9:33am   DEAR DIARY, So here’s the thing. Some people try to be good citizens, you know, and prepare for emergencies, especially a NATIONAL EMERGENCY. And some of us even prepare extra well so that we can help others during said emergency. But some of us, who are well prepared, are starting to feel the scorn of those less prepared. Jealousy perhaps? Preparation envy? Maybe the sandbags in front of my garage door were a bit much. And I’ll admit that the barb-wire around the perimeter of my yard could be viewed as unwelcoming, which is the entire point in a NATIONAL EMERGENCY btw. If my Homeowners Association busybodies had even bothered to climb under the razor wire and over the moat, they would have seen for themselves that they are only PLASTIC ALLIGATORS in that hand-dug moat, which I felt very lucky to have found on ebay on day 2 of this NATIONAL EMERGENCY.

 

2/25/19

7:31pm   Yesterday I decided to treat myself and allow myself just a little bit of normalcy during this NATIONAL EMERGENCY. The sun was out and no tanks were in the streets so I watched the Oscars, just like in normal times. I ran a long extension cord from the house to the tent in the backyard, where I moved the big screen TV a few days ago to make me feel more at home. But clearly I should not have let my guard down. Some of my neighbors who obviously know that I’m in show business, clearly knew I’d never miss the Academy Awards, even in a NATIONAL EMERGENCY, even without a host. So they took advantage of my successful career. When I took a break from my special screening tent after the Queen song and went out front to check the moat, some wiseass neighbors of mine had breached the barb-wire in the driveway and stole my 6-foot plastic alligators, which I had nicknamed Bonnie and Clyde.
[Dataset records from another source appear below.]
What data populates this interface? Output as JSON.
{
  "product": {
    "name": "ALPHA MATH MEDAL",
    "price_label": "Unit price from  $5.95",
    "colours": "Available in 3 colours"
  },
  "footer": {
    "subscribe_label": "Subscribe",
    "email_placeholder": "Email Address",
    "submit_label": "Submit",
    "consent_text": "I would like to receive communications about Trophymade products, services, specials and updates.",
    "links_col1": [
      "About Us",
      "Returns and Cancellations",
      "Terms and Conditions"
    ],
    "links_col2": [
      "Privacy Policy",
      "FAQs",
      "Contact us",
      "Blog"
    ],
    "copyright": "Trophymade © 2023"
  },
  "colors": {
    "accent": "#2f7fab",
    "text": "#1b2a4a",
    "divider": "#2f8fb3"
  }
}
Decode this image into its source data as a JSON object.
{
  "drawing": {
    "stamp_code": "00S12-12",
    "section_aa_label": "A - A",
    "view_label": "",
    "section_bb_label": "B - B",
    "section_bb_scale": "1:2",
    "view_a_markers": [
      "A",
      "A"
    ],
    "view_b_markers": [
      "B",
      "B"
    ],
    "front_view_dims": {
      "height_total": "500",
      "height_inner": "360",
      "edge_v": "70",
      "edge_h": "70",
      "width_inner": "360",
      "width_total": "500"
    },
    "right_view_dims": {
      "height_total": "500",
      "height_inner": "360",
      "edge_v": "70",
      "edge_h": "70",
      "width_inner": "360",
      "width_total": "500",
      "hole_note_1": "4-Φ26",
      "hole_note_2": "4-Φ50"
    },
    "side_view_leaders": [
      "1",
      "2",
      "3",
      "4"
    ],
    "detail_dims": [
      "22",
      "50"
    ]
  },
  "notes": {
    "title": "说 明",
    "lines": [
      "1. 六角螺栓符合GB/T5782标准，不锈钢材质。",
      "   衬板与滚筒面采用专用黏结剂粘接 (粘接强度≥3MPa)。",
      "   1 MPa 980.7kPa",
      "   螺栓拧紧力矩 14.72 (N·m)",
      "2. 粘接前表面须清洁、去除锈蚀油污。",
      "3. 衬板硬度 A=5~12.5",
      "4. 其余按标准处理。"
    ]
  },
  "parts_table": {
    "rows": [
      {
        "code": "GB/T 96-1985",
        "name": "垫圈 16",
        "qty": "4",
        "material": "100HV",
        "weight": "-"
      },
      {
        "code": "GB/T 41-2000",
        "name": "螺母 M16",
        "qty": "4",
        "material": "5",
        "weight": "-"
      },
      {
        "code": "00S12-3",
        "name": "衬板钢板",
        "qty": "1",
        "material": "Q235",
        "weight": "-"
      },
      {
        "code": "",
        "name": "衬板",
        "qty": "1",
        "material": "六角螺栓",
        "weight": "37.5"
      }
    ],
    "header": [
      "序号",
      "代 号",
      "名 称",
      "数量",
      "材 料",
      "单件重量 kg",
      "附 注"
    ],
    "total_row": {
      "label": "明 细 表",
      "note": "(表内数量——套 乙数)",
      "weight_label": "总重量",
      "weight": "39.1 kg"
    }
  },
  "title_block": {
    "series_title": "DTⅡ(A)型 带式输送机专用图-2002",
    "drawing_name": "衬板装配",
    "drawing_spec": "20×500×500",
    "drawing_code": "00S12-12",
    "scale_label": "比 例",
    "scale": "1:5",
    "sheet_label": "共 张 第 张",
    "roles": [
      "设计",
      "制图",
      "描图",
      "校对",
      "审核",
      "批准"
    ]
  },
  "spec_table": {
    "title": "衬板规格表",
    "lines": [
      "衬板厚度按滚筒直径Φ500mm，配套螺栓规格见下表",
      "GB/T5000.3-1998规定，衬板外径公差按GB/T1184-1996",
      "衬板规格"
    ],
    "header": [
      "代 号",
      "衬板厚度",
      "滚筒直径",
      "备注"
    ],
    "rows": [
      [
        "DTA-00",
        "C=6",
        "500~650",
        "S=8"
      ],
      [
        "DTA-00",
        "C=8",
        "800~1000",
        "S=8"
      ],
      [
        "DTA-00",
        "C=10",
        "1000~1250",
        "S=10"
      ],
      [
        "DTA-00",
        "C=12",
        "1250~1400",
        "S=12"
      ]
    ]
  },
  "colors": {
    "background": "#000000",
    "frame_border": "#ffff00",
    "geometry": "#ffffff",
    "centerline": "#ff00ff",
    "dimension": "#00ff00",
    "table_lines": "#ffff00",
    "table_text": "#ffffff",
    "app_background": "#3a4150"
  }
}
I know it had only been a week, but they were like family. Now if that wasn’t bad enough, to add insult to injury my extremely inconsiderate so-called Homeowners Association cowards replaced them with two ridiculous garden gnomes, one with the tip of his stupid little pointed hat broken off. To be sure, they are NO Bonnie and Clyde! I want my crocs back, dammit!

 

2/26/19

8:34am   This NATIONAL EMERGENCY has proven to be quite mild thus far; no looting, no flooding, no tanks in the streets. It’s been a week and a half and I still don’t know what I’m protecting myself from. I go into the backyard tent and turn on cable news for clarity. Nine hours and 22 blood-pressure points later, all I know is that Rudy Guilliani is crazy. So, I make REWARD signs for Bonnie and Clyde and staple them to all of the telephone poles in my neighborhood. It’s a good thing I have the seller photo of them from ebay. I staple them right under the LOST CAT signs for Romeo, a tabby who had last been seen on Cantaloupe Street on Christmas Eve. Clearly Romeo went out on his own free will looking for a Juliet, while Bonne and Clyde were KIDNAPPED without any say-so in the matter. I put letters in every mailbox on my street asking to review security camera footage from all homes who have cameras. Somebody‘s got footage of these smartasses walking away with Bonnie… with two man-sized reptiles, and I’m gonna find them! And while I’m putting the flyers in mailboxes you’d better believe that I’m also inconspicuously looking to see if there’s a bare spot in anyone’s yard, where there might have been a broken gnome at one time. After the entire neighborhood is flyered, I get online and try to find a chiropractor. Digging that moat killed my back.